Страница 2 из 6
Казимировы дочки вольными выросли. На двойной лад. По деревьям лазили, силу трав знали, ткали и пряли, года по пням считали, шёпоту лесному внимали, и горшечное мастерство прилежно хранили, ловко их пальцы кувшины да блюда лепили. А выросли всё равно – иными. Ни лесными, ни степными. Сами по себе. «Драконовы» дочки – думал Казимир, любуясь блеском пластин. Надо бы мне их в степь сводить. Пусть посмотрят на отцово племя. Да и к драконову логову наведаться я не прочь. Так Казимир нечаянно сам себе проговорился о давней затаенной мечте – вернуться, ещё раз услышать сухой треск воздуха в песчаном колодце, ещё раз ощутить древнее заповедное одиночество того места.
Он кивнул дочкам, подзывая их к себе. Старшая, Ара, поморщившись, бросила прясть, подошла, прямо глянула (ей хотелось поскорей закончить работу).

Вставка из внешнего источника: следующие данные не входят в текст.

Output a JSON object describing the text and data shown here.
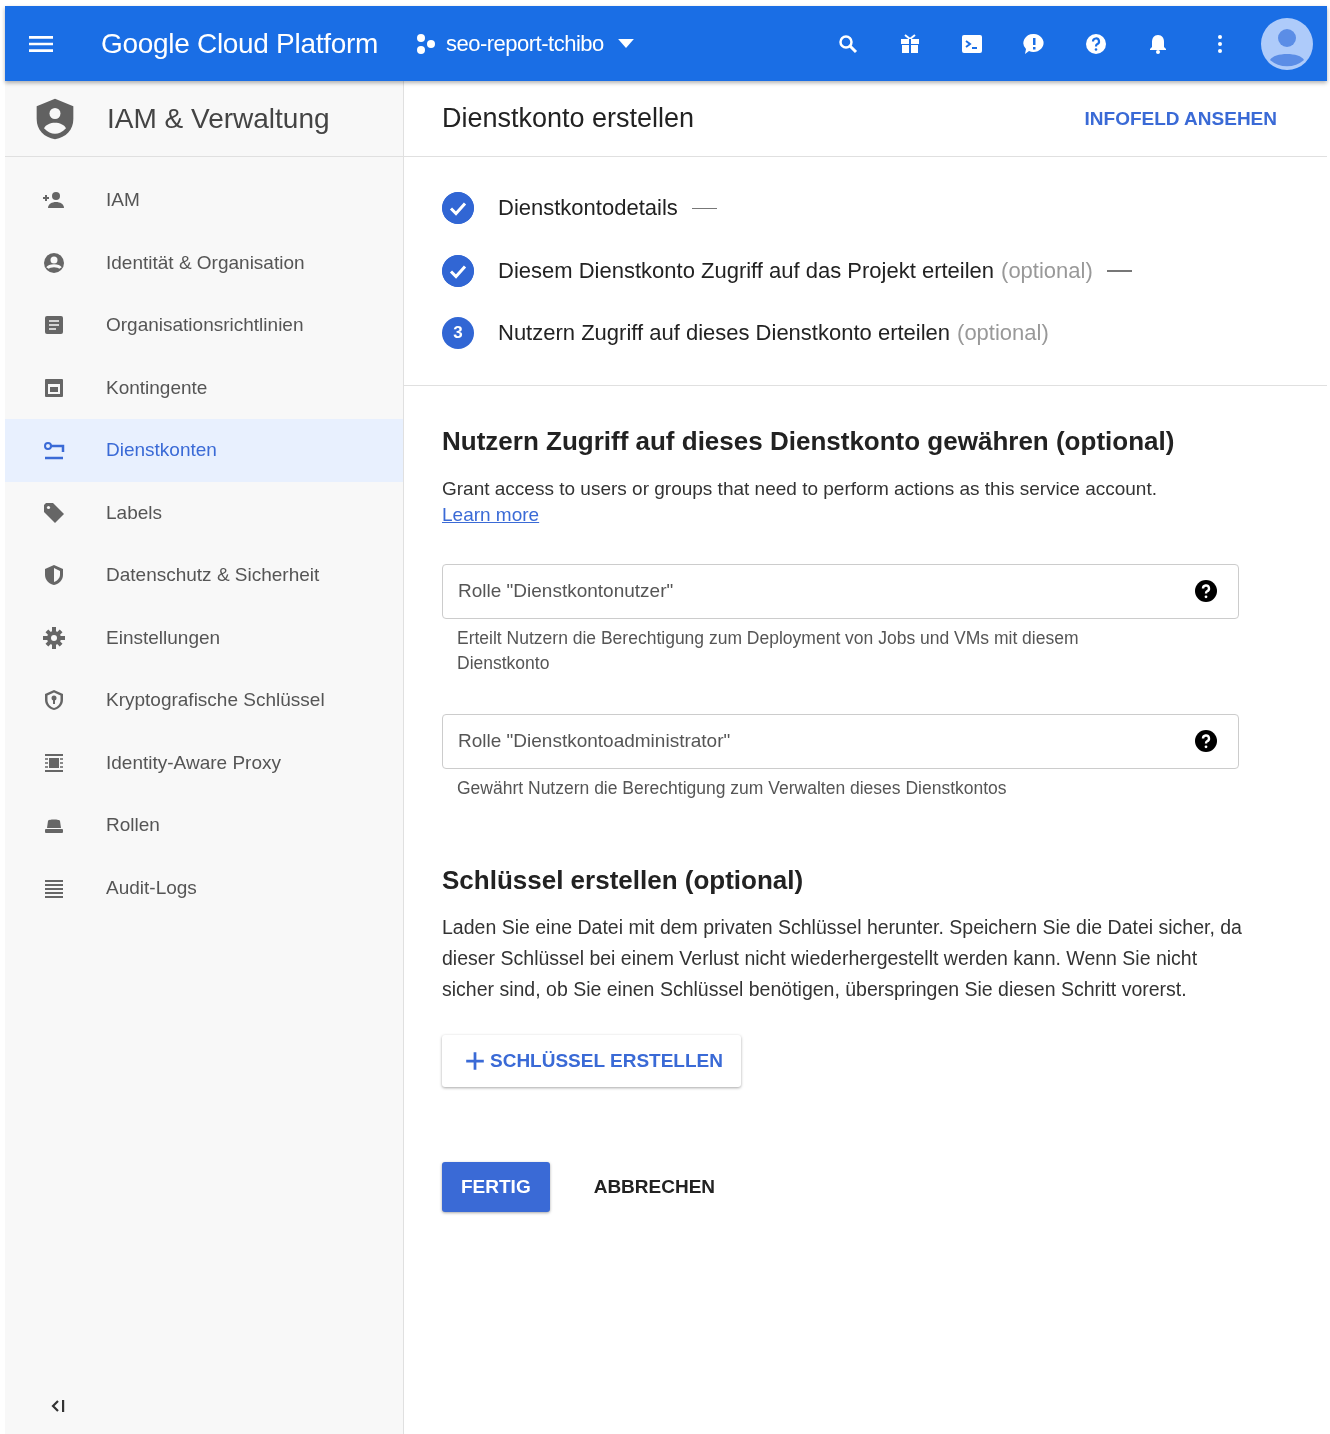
{
  "topbar": {
    "product": "Google Cloud Platform",
    "project": "seo-report-tchibo"
  },
  "sidebar": {
    "title": "IAM & Verwaltung",
    "items": [
      {
        "label": "IAM",
        "selected": false
      },
      {
        "label": "Identität & Organisation",
        "selected": false
      },
      {
        "label": "Organisationsrichtlinien",
        "selected": false
      },
      {
        "label": "Kontingente",
        "selected": false
      },
      {
        "label": "Dienstkonten",
        "selected": true
      },
      {
        "label": "Labels",
        "selected": false
      },
      {
        "label": "Datenschutz & Sicherheit",
        "selected": false
      },
      {
        "label": "Einstellungen",
        "selected": false
      },
      {
        "label": "Kryptografische Schlüssel",
        "selected": false
      },
      {
        "label": "Identity-Aware Proxy",
        "selected": false
      },
      {
        "label": "Rollen",
        "selected": false
      },
      {
        "label": "Audit-Logs",
        "selected": false
      }
    ]
  },
  "page": {
    "title": "Dienstkonto erstellen",
    "info_link": "INFOFELD ANSEHEN"
  },
  "steps": [
    {
      "kind": "done",
      "label": "Dienstkontodetails",
      "connector": true
    },
    {
      "kind": "done",
      "label": "Diesem Dienstkonto Zugriff auf das Projekt erteilen",
      "optional": "(optional)",
      "connector": true
    },
    {
      "kind": "current",
      "number": "3",
      "label": "Nutzern Zugriff auf dieses Dienstkonto erteilen",
      "optional": "(optional)",
      "connector": false
    }
  ],
  "access_section": {
    "heading": "Nutzern Zugriff auf dieses Dienstkonto gewähren (optional)",
    "description": "Grant access to users or groups that need to perform actions as this service account.",
    "link": "Learn more",
    "fields": [
      {
        "placeholder": "Rolle \"Dienstkontonutzer\"",
        "hint": "Erteilt Nutzern die Berechtigung zum Deployment von Jobs und VMs mit diesem Dienstkonto"
      },
      {
        "placeholder": "Rolle \"Dienstkontoadministrator\"",
        "hint": "Gewährt Nutzern die Berechtigung zum Verwalten dieses Dienstkontos"
      }
    ]
  },
  "key_section": {
    "heading": "Schlüssel erstellen (optional)",
    "description": "Laden Sie eine Datei mit dem privaten Schlüssel herunter. Speichern Sie die Datei sicher, da dieser Schlüssel bei einem Verlust nicht wiederhergestellt werden kann. Wenn Sie nicht sicher sind, ob Sie einen Schlüssel benötigen, überspringen Sie diesen Schritt vorerst.",
    "button": "SCHLÜSSEL ERSTELLEN"
  },
  "actions": {
    "primary": "FERTIG",
    "secondary": "ABBRECHEN"
  }
}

Тяжёл был взгляд её светлых глаз. «Неизведанная, чужая душа. Ни здесь, ни там она себе места не найдёт», – подумал Казимир.
– Дочь, собирайся. Завтра в степь идём. Хочу я город вам свой показать. Да и глины лучше тамошней нет. Покажу вам хоть… – Казимир вздохнул, не договорив. – Ларке тоже скажи, – бросил он в спину молча отвернувшейся от него и уходящей дочери.

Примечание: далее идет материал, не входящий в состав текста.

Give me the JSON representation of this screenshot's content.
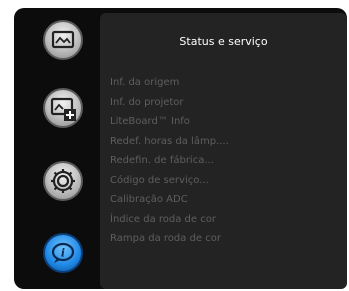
{
  "sidebar": {
    "icons": [
      {
        "name": "source-info-icon",
        "active": false
      },
      {
        "name": "projector-add-icon",
        "active": false
      },
      {
        "name": "settings-gear-icon",
        "active": false
      },
      {
        "name": "info-status-icon",
        "active": true
      }
    ]
  },
  "panel": {
    "title": "Status e serviço",
    "items": [
      "Inf. da origem",
      "Inf. do projetor",
      "LiteBoard™ Info",
      "Redef. horas da lâmp....",
      "Redefin. de fábrica...",
      "Código de serviço...",
      "Calibração ADC",
      "Índice da roda de cor",
      "Rampa da roda de cor"
    ]
  },
  "colors": {
    "background": "#0c0c0c",
    "panel": "#232323",
    "title_text": "#ffffff",
    "item_text": "#5e5e5e",
    "active_icon": "#1e88e5"
  }
}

Лара вернулась поздно, с полной корзиной душистой мелиссы. Матери принесла для отвара. И на сушку, на зиму. Сестра шепнула ей перед сном: «Отец в степь нас ведёт. Вещи твои я собрала. Завтра затемно выходим. Спи…».
Великой молчуньей родилась Ара. Нелёгкий был у нее нрав, тяжело она и слова роняла. Медным звоном они падали. А Ларкины прибаутки да шутки весь лесной город знал, легка была на язык младшая казимирова дочка. И душу имела лёгкую крылатую. «Ах!» – взметнулась она вся, от сестры новость узнав. Заснуть не смогла. Дрожа от предрассветного холода, выбралась под звёзды, раскинула руки: «Я в степь иду-у-у-у! Земля, встречай меня!»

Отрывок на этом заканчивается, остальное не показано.